There is a peculiar observation that I have made and I wish to share it with you. If you take a quick look at the composition of our government, you will notice more men than women, hardly any youths and let’s not even get started with persons living with disabilities! Yet, there are more women than men in Kenya and 75% of the population is under the age of 35. Now let’s leave women for another day’s discussion and focus on youth.
The government has more than enough times pronounced its concern for the youth. Meetings, rallies and press conferences hardly end without passionate statements like “The youth are future of this country, we must invest in them! We must give them jobs! We must empower them! Etc, etc.” And to be fair, I think leaders usually have the best intentions at heart – for themselves and for the people. I think they know the right thing to do. But how come they don’t actually do it still bemuses me. I however have suspicions that it has something to do with the famous “system” – you know, the “system” that has always been rigged.
To put action to their words, the GOK established some institutions that are meant to represent the youth in governance and decision making no less than empower them in ways that include capacity building, access to credit facilities to start or grow businesses etc. These institutions include the Youth Council, the National Youth Service, the Youth Enterprise Development Fund, Uwezo fund, Kenya Youth Employment & Opportunities Project and the Women Enterprise Fund. At the cabinet level, the State Department for Youth Affairs is domiciled in the Ministry of ICT, Innovation and Youth Affairs. Kenya also has a youth policy known as the Kenya Youth Development Policy (2019).
This is promising. It sounds like if there is anything anyone would ever accuse the government of as far as the youth are concerned, misrepresentation is not among them. But if you study these organisations, you realise that 90% of their boards and senior management teams are people waaay past than 35. I was shocked to see that in the State Department for Youth Affairs, the Secretary Administration (Mr Bernard Mugambi) is a former Deputy Provincial Commissioner (PC). In case you are not aware, PC’s are vintage people who existed before the new constitution. In the case of Women Enterprise Fund, there are more men than women in the senior management staff.

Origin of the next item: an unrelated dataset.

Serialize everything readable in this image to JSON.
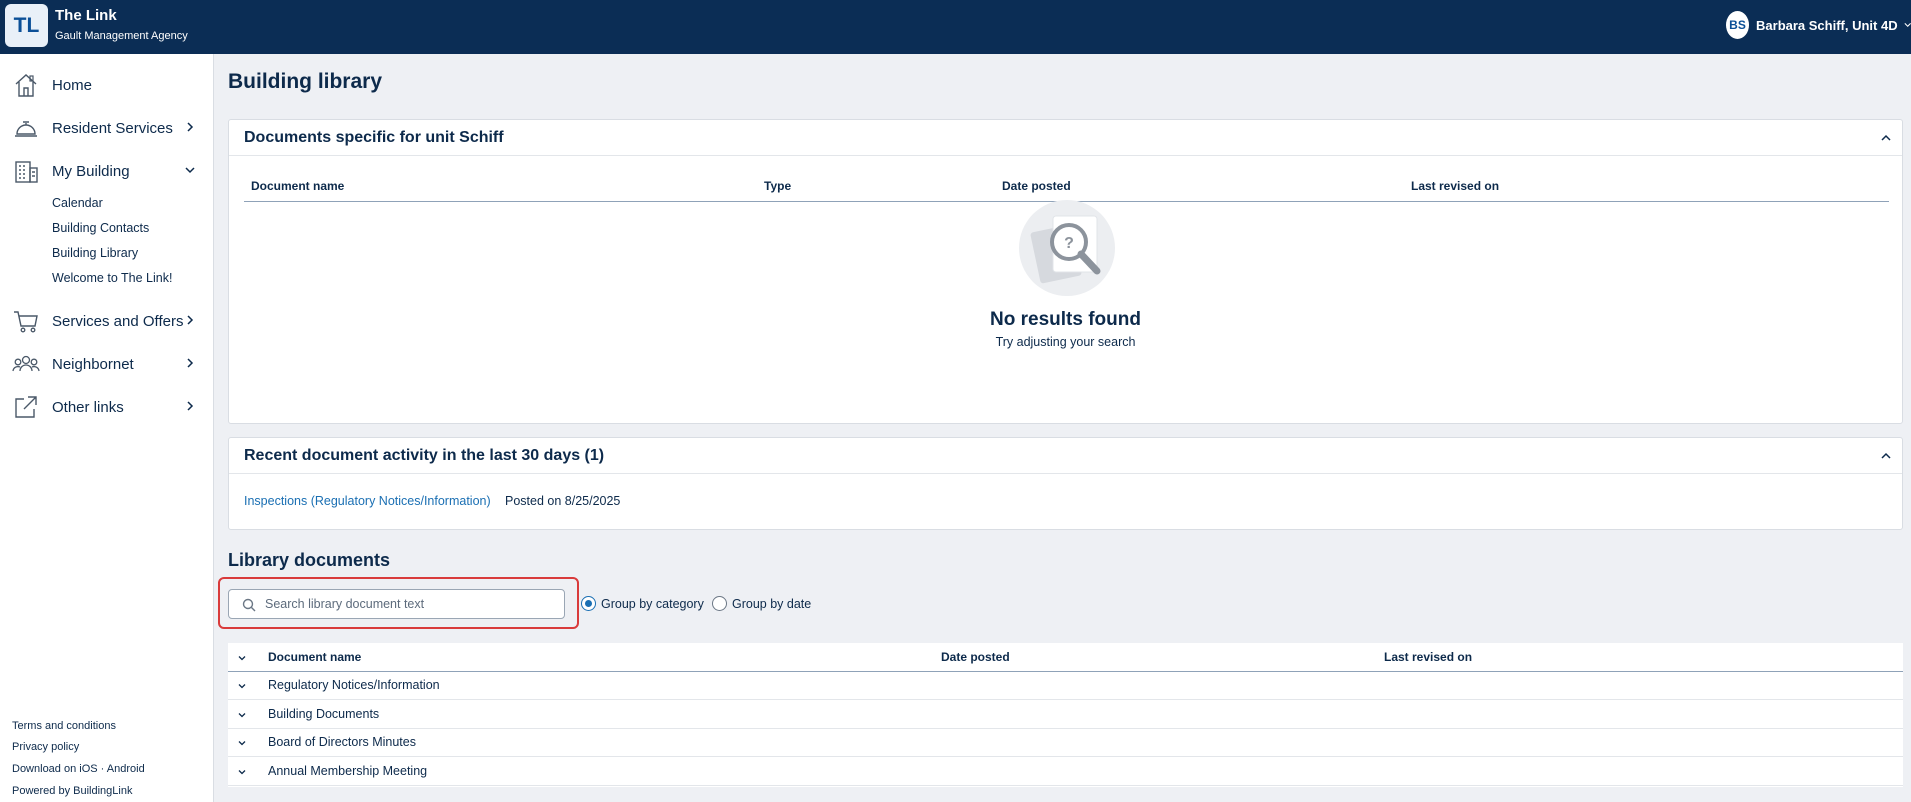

How is it that youth organisations are led by middle-aged people? Where are the youth? Why aren’t they the ones occupying these positions? What’s inhibiting them? Or better still, it would be nice to understand the rationale behind the government’s choices. Don’t they have confidence in the youth? If so, how do the youth build the confidence and trust of the government? In a tweet thread that I did, I likened the situation to a head teacher appointing a fellow teacher to be a class monitor, instead of one of the pupils. How would they (the pupils) say that they have been represented in the schools administration?
From how I see it, the issue is largely perception. Youths do not trust politicians, hence the government, so they participate less in governance. Government on the other hand, with its middle-aged to old people, perceive the youth to be inexperienced or easily swayed or overly ambitious. These, coupled with other challenges render the chain incomplete.

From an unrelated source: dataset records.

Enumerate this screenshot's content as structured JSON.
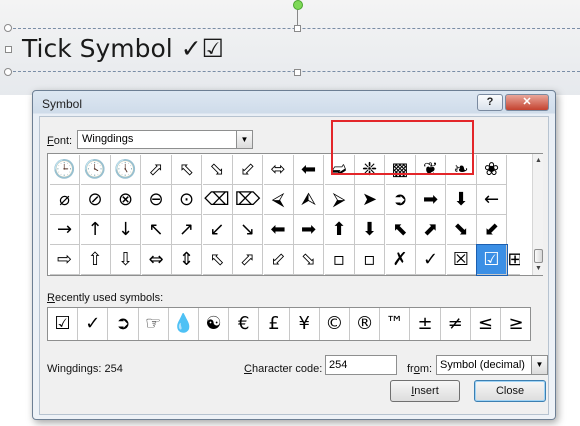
{
  "slide": {
    "title": "Tick Symbol ✓☑"
  },
  "dialog": {
    "title": "Symbol",
    "help_button": "?",
    "close_button": "✕",
    "font_label": "Font:",
    "font_value": "Wingdings",
    "dropdown_arrow": "▼",
    "symbol_grid": [
      [
        "🕒",
        "🕓",
        "🕔",
        "⬀",
        "⬁",
        "⬂",
        "⬃",
        "⬄",
        "⬅",
        "➫",
        "❈",
        "▩",
        "❦",
        "❧",
        "❀"
      ],
      [
        "⌀",
        "⊘",
        "⊗",
        "⊖",
        "⊙",
        "⌫",
        "⌦",
        "⮘",
        "⮙",
        "⮚",
        "➤",
        "➲",
        "➡",
        "⬇",
        "←"
      ],
      [
        "→",
        "↑",
        "↓",
        "↖",
        "↗",
        "↙",
        "↘",
        "⬅",
        "➡",
        "⬆",
        "⬇",
        "⬉",
        "⬈",
        "⬊",
        "⬋"
      ],
      [
        "⇨",
        "⇧",
        "⇩",
        "⇔",
        "⇕",
        "⬁",
        "⬀",
        "⬃",
        "⬂",
        "▫",
        "▫",
        "✗",
        "✓",
        "☒",
        "☑"
      ]
    ],
    "selected_symbol": "☑",
    "partial_symbol": "⊞",
    "recent_label": "Recently used symbols:",
    "recent_symbols": [
      "☑",
      "✓",
      "➲",
      "☞",
      "💧",
      "☯",
      "€",
      "£",
      "¥",
      "©",
      "®",
      "™",
      "±",
      "≠",
      "≤",
      "≥"
    ],
    "status_text": "Wingdings: 254",
    "character_code_label": "Character code:",
    "character_code_value": "254",
    "from_label": "from:",
    "from_value": "Symbol (decimal)",
    "insert_button": "Insert",
    "close_label": "Close"
  }
}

In order for both parties to benefit off each other, there is need for their perception of each pother to change. It changes when youth to come alive to the processes of government and when the government is responsive to the needs of the youth. I also think that just like the Africa Rising narrative, youths must not lounge in the “youth are the future” narrative. They must begin to act like they are, today. Because while it is true that they are the future, the future does not begin then, it begins now.